Given a system of $n$ linear equations $$ \displaystyle \sum_{j=1}^n a_{ij}x_j = 0, \quad i=1,\dots, n $$ for some finite $n$ and unknowns $x_1,\dots,x_n$, the statement that the system has a non-zero solution implies that the determinant of the coefficient matrix is $0$, that is $$ \det(A)=0,\quad A=(a_{ij})_{i,j=1}^n \,. $$
Question: Is there any analogous statement for non-linear systems?
For example, consider the system of $n-1$ equations $$ \displaystyle \sum_{j=1}^{n} a_{ij}x_j = 0, \quad i=1,\dots, n-1 $$ but with the definition $x_{n} = f(x_1)$ where $f$ is some function.
If my system has a non-zero solution for $x_1,\dots,x_{n-1}$ is there an equivalent statement that the determinant of the coefficient matrix must vanish?
Based on some experiments, it seems to be that if I define $A_1 = (a_{ij})_{i,j=1}^{n-1}$ and $A_2 = (a_{ij})_{i,j=2}^{n}$ then the existence of a non-trivial solution requires both $A_1$ and $A_2$ to have a non-vanishing determinant.
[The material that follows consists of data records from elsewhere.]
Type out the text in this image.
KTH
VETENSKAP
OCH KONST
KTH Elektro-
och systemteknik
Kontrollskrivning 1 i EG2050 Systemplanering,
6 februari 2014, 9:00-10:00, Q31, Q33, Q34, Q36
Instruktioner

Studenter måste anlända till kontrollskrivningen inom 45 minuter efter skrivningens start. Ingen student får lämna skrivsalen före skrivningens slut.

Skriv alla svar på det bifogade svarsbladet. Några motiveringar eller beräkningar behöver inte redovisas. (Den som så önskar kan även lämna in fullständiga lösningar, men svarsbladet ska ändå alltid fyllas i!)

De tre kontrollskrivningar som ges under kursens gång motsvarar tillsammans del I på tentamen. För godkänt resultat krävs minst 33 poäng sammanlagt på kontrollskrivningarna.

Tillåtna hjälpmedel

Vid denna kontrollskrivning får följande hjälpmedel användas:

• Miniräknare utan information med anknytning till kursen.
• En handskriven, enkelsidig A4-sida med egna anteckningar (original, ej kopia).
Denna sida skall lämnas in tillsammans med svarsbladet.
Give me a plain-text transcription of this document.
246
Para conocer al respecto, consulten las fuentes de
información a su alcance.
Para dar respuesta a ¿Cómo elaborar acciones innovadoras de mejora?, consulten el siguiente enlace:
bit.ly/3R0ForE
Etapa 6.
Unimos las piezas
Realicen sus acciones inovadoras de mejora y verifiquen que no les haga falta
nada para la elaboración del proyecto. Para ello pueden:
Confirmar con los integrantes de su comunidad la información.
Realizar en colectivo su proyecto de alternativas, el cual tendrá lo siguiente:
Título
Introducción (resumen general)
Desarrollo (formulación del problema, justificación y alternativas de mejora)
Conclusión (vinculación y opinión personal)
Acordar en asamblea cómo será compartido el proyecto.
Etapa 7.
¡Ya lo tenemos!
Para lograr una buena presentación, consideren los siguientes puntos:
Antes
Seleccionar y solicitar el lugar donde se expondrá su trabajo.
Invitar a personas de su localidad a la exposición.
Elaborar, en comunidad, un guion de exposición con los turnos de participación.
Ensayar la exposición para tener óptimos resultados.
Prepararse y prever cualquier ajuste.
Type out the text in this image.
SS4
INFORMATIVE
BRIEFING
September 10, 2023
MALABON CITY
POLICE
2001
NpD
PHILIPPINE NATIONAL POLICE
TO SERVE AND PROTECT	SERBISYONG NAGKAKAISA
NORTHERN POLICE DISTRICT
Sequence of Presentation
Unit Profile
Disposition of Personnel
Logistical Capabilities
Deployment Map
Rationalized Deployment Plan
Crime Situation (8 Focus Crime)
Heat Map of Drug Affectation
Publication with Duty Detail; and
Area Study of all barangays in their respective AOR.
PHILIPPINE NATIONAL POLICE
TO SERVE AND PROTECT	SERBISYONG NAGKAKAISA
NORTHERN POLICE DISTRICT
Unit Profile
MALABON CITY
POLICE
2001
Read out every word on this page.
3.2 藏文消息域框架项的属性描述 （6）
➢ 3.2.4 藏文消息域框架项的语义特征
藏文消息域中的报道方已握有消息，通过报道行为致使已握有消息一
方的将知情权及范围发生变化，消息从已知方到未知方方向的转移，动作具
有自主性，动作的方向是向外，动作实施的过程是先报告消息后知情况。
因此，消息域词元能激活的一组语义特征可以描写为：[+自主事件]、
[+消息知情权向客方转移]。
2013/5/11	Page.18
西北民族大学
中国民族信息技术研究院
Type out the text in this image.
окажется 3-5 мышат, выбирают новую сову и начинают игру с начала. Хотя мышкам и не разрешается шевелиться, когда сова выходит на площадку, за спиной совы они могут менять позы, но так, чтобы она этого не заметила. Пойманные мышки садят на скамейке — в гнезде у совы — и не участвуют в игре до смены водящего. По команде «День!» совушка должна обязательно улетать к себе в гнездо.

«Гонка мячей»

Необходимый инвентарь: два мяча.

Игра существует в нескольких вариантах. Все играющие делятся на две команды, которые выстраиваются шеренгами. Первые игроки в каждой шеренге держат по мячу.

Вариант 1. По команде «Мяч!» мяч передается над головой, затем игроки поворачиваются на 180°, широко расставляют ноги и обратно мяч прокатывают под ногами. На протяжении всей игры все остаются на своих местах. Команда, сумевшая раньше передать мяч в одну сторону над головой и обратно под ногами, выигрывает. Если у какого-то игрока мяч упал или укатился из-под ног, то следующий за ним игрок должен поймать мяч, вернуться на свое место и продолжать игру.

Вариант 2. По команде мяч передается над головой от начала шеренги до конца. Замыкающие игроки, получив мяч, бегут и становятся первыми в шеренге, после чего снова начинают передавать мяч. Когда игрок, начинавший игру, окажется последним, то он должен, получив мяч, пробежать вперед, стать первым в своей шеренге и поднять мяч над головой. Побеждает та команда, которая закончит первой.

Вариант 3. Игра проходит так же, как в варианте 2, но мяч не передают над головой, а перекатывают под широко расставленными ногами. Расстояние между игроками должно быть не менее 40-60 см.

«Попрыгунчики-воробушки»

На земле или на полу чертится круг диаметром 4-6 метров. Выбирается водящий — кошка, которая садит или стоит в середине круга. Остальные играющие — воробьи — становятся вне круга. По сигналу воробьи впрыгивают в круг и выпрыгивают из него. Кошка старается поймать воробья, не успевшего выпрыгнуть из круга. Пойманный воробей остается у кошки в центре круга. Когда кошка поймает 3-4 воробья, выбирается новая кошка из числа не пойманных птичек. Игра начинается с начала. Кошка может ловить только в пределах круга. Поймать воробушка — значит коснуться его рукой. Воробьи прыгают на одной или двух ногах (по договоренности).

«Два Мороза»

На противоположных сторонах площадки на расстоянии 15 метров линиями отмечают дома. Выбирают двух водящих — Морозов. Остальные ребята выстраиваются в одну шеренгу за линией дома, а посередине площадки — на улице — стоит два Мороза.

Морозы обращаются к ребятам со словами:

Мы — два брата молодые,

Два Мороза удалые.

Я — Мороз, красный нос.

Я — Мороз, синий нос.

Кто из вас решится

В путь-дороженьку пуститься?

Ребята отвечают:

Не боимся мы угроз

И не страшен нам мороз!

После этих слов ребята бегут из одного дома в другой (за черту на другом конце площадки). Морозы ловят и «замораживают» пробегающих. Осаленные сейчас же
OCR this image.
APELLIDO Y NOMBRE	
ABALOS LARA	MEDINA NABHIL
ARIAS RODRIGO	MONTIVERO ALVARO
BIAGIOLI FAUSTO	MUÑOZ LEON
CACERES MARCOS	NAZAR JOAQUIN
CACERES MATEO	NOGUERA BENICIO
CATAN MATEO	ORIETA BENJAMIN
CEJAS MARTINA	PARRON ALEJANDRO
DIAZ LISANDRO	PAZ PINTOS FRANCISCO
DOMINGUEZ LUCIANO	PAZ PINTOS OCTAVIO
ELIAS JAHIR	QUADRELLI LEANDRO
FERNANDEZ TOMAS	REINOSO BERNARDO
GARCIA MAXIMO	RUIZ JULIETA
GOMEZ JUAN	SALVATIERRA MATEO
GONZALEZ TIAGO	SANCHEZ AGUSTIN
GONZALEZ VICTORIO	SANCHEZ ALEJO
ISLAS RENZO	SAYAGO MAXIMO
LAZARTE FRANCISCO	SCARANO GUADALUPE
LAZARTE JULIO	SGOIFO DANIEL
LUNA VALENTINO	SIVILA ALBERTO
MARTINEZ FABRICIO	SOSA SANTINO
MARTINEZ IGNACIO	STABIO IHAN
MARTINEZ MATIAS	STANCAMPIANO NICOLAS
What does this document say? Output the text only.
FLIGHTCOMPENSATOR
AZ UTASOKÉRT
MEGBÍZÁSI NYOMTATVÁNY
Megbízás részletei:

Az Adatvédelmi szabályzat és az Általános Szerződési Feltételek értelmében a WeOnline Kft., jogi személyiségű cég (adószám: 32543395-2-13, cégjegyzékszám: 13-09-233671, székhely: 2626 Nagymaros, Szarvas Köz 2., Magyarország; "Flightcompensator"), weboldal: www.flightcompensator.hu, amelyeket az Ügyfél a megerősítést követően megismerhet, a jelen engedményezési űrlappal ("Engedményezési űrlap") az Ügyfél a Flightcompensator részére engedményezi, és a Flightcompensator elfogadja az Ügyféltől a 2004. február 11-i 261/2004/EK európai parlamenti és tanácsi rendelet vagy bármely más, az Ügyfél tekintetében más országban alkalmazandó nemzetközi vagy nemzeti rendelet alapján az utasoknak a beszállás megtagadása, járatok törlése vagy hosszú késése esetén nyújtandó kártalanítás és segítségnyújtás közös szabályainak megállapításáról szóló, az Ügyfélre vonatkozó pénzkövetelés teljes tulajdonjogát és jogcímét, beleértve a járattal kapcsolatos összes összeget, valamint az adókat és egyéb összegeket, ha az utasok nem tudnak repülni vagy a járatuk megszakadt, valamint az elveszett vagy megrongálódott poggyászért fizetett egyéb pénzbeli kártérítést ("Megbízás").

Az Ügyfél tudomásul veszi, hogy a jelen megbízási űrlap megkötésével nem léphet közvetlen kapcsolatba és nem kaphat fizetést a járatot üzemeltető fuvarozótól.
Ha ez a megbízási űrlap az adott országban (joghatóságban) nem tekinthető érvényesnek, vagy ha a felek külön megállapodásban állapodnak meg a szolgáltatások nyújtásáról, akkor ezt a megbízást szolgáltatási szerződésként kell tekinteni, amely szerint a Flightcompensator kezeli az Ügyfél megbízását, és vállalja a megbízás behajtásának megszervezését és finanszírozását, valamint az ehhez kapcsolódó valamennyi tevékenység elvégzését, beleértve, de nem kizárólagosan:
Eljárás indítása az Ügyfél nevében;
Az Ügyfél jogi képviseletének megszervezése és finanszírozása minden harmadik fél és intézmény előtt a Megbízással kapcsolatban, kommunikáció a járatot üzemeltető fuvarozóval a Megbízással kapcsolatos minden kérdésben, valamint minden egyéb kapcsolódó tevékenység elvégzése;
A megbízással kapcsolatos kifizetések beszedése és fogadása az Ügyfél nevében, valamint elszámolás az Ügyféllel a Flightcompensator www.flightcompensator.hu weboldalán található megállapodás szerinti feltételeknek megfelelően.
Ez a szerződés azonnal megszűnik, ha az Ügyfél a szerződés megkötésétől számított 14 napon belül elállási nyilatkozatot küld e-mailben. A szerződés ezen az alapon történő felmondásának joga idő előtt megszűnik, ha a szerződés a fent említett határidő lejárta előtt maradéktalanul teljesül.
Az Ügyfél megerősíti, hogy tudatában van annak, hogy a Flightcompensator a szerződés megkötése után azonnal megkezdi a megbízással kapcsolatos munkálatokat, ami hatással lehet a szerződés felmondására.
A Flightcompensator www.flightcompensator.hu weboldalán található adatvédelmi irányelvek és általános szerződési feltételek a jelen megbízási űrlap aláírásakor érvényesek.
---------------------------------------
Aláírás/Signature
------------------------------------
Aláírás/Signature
Of course, from this I can guess that if I have a system of $n-k$ equations on $n$ unknowns but with $x_{n+1-k}=f_k(x_k)$ then I would require that all minors of $A$ of size $n-k$ have non-vanishing determinant.
However, I am not interested in non-vanishing determinants. I would like to know is there anything which must vanish.